129 stars 13 forks source link

Why does the text encoder forward/backward twice for VTM/VTC and MLM loss? #24

Closed Andy1621 closed 1 year ago

Andy1621 commented 1 year ago

I see that when calculating the MLM loss, the text encoder will take video embedding as keys/values, and forward/backward the text encoder again. https://github.com/jayleicn/singularity/blob/bf4a86ec7506565d1f6805ee1612aa6029592776/models/model_pretrain.py#L22-L52

Will it be possible only to forward the text encoder once (the first 9 layers)? Or in your experiments, it will drop the performance?

Besides, in the code, the first 9 Attention Layer is Self-Attention, and the last 3 is Cross-Attention. If the model is reused, the dimension of video embedding should be the same as the text embedding. If not (e.g., BeiT-L for visual encoder), should we add another projection layer to downsample the video embedding?

Thanks for your help!

jayleicn commented 1 year ago

Will it be possible only to forward the text encoder once (the first 9 layers)? Or in your experiments, it will drop the performance?

For ITC and ITM, the input text is not masked. For MLM, the input text is masked. Thus the first 9 layer outputs are different for these two cases. It is possible to use the same masked version for all the 3 losses, but we haven't experimented with it. You are welcome to try it out. We'd love to see how it goes.

Besides, in the code, the first 9 Attention Layer is Self-Attention, and the last 3 is Cross-Attention. If the model is reused, the dimension of video embedding should be the same as the text embedding. If not (e.g., BeiT-L for visual encoder), should we add another projection layer to downsample the video embedding?

Yes, if the video embedding dimension is not of the size as text embedding, a projection layer is required.

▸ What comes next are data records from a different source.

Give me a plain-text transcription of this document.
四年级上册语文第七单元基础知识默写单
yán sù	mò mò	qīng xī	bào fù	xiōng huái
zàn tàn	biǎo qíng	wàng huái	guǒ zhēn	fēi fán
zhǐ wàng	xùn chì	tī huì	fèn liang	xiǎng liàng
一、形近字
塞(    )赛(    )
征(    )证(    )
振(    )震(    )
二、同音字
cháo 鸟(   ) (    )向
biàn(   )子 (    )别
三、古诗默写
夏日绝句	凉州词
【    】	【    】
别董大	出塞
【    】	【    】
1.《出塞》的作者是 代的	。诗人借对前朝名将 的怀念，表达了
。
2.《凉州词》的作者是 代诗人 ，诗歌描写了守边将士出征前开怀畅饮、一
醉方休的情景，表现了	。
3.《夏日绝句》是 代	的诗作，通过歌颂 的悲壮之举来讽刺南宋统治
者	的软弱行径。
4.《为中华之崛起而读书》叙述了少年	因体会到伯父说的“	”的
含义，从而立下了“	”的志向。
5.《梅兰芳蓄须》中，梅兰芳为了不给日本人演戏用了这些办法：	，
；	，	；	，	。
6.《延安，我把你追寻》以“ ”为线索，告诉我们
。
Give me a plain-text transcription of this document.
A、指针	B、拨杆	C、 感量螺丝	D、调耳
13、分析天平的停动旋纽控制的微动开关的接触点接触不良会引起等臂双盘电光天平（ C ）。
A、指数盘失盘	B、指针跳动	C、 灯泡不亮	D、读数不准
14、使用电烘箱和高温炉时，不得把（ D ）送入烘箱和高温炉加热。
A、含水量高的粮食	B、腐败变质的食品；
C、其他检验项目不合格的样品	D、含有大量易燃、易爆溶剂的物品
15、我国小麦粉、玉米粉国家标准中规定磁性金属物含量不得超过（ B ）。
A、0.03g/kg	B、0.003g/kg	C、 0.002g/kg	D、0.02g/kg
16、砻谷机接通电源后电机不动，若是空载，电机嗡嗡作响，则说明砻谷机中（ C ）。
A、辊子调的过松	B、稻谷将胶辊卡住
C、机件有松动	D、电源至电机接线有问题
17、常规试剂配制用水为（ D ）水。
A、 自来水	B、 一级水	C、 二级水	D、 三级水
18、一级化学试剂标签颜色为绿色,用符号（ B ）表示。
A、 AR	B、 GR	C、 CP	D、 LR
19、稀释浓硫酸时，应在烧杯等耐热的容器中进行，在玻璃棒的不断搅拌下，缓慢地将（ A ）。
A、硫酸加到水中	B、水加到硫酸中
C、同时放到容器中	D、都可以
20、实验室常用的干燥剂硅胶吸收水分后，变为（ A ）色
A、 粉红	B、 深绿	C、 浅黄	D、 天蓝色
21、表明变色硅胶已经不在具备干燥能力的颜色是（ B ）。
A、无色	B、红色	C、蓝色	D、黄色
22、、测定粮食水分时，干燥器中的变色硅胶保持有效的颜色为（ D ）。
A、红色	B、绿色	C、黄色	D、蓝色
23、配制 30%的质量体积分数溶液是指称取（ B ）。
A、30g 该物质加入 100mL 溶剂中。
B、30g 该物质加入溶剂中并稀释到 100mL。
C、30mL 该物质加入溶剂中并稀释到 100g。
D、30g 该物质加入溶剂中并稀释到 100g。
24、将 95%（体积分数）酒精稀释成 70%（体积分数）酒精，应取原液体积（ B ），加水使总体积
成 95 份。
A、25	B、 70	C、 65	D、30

Andy1621 commented 1 year ago

Thanks for your reply! I have tried to use masked input for all the 3 losses, and the results are worse in the beginning.

jayleicn commented 1 year ago

Thanks for your reply! I have tried to use masked input for all the 3 losses, and the results are worse in the beginning.

You might need to tune the hyper-parameters since the default are set for our original training strategy.

Andy1621 commented 1 year ago

Thanks for your suggestion!